By understanding the precise ratio of mass to radius, and thus pressure to density, scientists can determine the nature of this superfluid and speculate on the presence of exotic matter and forces within -- the type of phenomena that particle physicists search for in earthbound particle accelerators.

Today's announcement states that EXO 0748-676's mass-to-radius ratio is 0.152 solar masses per kilometer, based on a gravitational redshift measurement of 0.35. This provides the first observational evidence that neutron stars are indeed made of tightly packed neutrons, as predicted by theory estimating mass-radius, density-pressure ratios.

"Unlike the Sun, with an interior well understood, neutron stars have been like a black box," said co-author Dr. Frits Paerels of Columbia University in New York. "We have bored our first small hole into a neutron star. Now theorists will have a go at the little sample we have offered them," he said.

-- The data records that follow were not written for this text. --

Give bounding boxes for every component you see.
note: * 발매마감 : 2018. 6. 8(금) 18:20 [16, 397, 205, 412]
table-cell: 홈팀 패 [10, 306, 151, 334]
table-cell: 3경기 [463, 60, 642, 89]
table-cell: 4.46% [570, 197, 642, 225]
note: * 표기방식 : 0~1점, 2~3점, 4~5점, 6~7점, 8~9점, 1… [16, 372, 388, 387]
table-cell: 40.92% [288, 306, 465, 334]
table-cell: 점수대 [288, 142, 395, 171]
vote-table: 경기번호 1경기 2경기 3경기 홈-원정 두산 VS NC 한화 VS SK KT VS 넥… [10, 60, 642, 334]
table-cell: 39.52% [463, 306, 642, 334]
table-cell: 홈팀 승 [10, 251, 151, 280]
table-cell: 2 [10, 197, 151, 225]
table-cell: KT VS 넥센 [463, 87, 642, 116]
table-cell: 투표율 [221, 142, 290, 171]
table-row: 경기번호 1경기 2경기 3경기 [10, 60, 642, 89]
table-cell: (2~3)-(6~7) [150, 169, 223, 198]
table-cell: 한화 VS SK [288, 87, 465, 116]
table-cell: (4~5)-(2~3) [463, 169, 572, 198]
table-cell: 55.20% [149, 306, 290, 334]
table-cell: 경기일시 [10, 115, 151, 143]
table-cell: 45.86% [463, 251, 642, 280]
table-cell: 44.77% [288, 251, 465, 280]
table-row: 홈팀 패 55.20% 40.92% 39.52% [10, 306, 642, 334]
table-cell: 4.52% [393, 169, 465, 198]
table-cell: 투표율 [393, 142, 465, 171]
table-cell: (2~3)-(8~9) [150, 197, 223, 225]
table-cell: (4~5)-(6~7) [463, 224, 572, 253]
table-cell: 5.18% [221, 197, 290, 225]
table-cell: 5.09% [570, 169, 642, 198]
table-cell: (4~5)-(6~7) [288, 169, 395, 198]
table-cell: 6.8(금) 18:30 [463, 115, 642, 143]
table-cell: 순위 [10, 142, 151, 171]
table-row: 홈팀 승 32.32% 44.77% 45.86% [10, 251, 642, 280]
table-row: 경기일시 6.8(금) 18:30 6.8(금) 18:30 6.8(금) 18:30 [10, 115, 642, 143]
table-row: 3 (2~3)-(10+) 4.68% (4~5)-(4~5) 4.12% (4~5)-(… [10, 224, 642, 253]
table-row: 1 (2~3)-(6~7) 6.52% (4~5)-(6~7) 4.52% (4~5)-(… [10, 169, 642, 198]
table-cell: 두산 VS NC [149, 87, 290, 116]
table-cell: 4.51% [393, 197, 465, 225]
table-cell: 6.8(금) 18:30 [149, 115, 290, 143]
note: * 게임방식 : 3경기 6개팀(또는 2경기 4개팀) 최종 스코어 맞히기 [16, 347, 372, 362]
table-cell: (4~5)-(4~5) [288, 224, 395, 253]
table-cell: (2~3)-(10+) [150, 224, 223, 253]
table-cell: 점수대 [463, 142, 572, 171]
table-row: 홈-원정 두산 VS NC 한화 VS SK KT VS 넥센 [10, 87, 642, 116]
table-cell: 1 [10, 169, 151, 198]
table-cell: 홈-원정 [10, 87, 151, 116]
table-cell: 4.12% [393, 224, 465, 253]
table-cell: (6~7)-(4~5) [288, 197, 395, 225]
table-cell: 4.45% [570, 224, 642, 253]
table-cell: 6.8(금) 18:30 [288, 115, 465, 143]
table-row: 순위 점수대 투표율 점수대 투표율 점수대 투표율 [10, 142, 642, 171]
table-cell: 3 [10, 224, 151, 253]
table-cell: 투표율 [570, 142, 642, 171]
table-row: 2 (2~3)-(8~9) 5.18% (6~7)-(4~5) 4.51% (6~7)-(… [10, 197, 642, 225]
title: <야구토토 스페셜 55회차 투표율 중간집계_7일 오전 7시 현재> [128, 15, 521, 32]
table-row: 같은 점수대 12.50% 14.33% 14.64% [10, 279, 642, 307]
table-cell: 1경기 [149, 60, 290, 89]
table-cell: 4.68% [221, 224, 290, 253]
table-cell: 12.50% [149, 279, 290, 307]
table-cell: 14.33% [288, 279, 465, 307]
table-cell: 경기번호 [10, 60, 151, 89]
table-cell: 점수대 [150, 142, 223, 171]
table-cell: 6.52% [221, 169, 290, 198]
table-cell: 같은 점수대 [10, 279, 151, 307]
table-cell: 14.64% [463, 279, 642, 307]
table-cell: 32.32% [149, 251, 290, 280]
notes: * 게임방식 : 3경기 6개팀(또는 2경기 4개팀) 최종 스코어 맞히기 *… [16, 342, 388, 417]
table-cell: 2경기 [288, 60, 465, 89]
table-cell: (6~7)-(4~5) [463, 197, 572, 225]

More important, said co-author Dr. Mariano Mendez of SRON, the National Institute for Space Research in the Netherlands, "We have now established a means to probe the bizarre interior of a 10-mile-wide chunk of neutrons thousands of light-years away -- based on gravitational redshift. With the fantastic light-collecting potential of XMM-Newton, we can measure the mass-to-radius ratios of other neutron stars, perhaps uncovering a quark star."

In a quark star, which is denser than a neutron star and has a different mass-to-radius ratio, neutrons are squeezed so tightly they liberate the subatomic quark particles and gluons that are the building blocks of atomic matter.

To obtain its measurement, the team needed the fantastic radiance provided by thermonuclear bursts, which illuminate matter very close to the neutron star surface where gravity is strongest. The team spotted the 28 bursts during a series of XMM-Newton observations of the neutron star totaling 93 hours. There are dozens of known binary systems with neutron stars, like EXO 0748-676, where such bursting is seen several times a day, the result of gas pouring onto the neutron star from its companion star.

ESA's XMM-Newton was launched in December 1999. NASA helped fund mission development and supports guest observatory time. Goddard Space Flight Center hosts the U.S. guest visitor-support center. Jean Cottam joins Goddard through a grant from the National Research Council.